Cartoon by Toby Rush, man describing a musical passage to a woman "And then the bassoon choir comes in like flaming honeydew melons from on high"

Cartoon from “Music Theory for Musicians and Normal People” by Toby Rush.

You can enjoy music without knowing how it works, but knowing even a little bit will help you hear things you might have missed otherwise (for example, those repeated notes in Bach’s Magnificat and Chopin’s “Raindrop” Prelude).

And you’ll be able to describe to people what’s great in the music you’ve heard.  There are lots of great resources to help you learn how.

I recently found a set of pages explaining various aspects of music notation (and more) using a format you don’t typically see:  it looks like a graphic novel.  And I love the title:

Music Theory for Musicians and Normal People

While there’s a lot of information on each page, it’s very pleasing to the eye and easy to read.  The pages are available in several languages, and the English-language pages include British and American versions to accommodate, for example, the differing names for note lengths (quaver versus eighth note).

Read these pages, and soon you too will be able to casually toss around terms like “circle of fifths,” “complex meter,” “species counterpoint,” and “motivic development”!

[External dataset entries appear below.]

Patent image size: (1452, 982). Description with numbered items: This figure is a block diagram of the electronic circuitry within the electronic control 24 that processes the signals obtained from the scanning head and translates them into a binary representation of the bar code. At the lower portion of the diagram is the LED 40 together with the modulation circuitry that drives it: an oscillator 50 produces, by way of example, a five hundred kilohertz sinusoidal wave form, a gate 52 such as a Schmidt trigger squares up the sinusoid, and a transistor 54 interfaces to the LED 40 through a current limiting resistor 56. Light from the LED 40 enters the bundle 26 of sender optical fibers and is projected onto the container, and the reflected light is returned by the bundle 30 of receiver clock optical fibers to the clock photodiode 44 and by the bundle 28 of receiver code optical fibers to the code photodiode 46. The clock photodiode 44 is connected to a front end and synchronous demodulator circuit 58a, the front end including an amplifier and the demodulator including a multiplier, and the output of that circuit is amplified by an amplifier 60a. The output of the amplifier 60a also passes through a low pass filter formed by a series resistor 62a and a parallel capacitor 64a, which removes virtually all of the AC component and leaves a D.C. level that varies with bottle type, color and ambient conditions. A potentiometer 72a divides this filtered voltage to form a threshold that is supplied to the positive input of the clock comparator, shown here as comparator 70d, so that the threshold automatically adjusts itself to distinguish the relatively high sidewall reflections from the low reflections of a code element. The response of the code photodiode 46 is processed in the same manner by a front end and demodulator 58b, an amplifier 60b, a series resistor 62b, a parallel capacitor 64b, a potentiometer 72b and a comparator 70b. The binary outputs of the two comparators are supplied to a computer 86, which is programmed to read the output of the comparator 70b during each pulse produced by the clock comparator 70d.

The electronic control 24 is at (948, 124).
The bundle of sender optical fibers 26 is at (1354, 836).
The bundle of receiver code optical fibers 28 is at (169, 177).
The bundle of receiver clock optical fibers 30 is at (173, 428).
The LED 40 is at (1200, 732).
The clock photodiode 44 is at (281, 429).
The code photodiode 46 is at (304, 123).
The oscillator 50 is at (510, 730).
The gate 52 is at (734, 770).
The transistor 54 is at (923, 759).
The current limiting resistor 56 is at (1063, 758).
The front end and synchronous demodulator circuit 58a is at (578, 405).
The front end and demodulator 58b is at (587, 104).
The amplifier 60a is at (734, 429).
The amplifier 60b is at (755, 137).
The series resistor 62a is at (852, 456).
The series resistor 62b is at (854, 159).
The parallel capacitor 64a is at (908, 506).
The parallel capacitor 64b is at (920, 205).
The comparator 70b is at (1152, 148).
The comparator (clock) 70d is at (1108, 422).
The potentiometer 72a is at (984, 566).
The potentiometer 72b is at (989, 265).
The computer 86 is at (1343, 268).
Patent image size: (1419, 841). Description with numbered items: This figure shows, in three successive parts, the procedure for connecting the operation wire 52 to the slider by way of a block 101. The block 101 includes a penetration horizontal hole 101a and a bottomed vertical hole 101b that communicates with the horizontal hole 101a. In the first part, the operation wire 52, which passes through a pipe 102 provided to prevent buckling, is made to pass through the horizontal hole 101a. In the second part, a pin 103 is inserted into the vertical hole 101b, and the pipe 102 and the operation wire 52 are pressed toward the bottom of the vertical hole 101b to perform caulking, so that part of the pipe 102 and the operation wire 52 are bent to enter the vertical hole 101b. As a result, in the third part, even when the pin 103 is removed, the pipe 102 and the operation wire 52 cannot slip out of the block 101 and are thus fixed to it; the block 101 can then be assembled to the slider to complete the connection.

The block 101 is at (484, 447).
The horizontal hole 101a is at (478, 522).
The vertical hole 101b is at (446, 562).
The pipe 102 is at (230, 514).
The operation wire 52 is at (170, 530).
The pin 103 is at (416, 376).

But if you find yourself saying, “Hold on there, Sparky (Sparky is the Music Theory Dog of the series), you’re getting a little ahead of me,” here are some more options.

Coursera’s online course “Fundamentals of Music Theory,” offered by the University of Edinburgh, will start up on January 30, 2017 (a little off-topic, but also on Coursera, Yale University’s course “Introduction to Classical Music” begins January 2, 2017).

If you don’t have a lot of time, try  http://oneminutemusiclesson.com/lessons/

If you like to go at your own pace, see http://www.musictheory.net/lessons

If you’re keen on lots of details, check out  http://www.dolmetsch.com/theoryintro.htm

If you like using flash cards, look at the musical offerings on Memrise.com

Spend a little time at any of these websites, and pretty soon you’ll be able to say

Photo of Clara Schumann captioned "I see what you did there"

Just watch out for those flaming honeydew melons.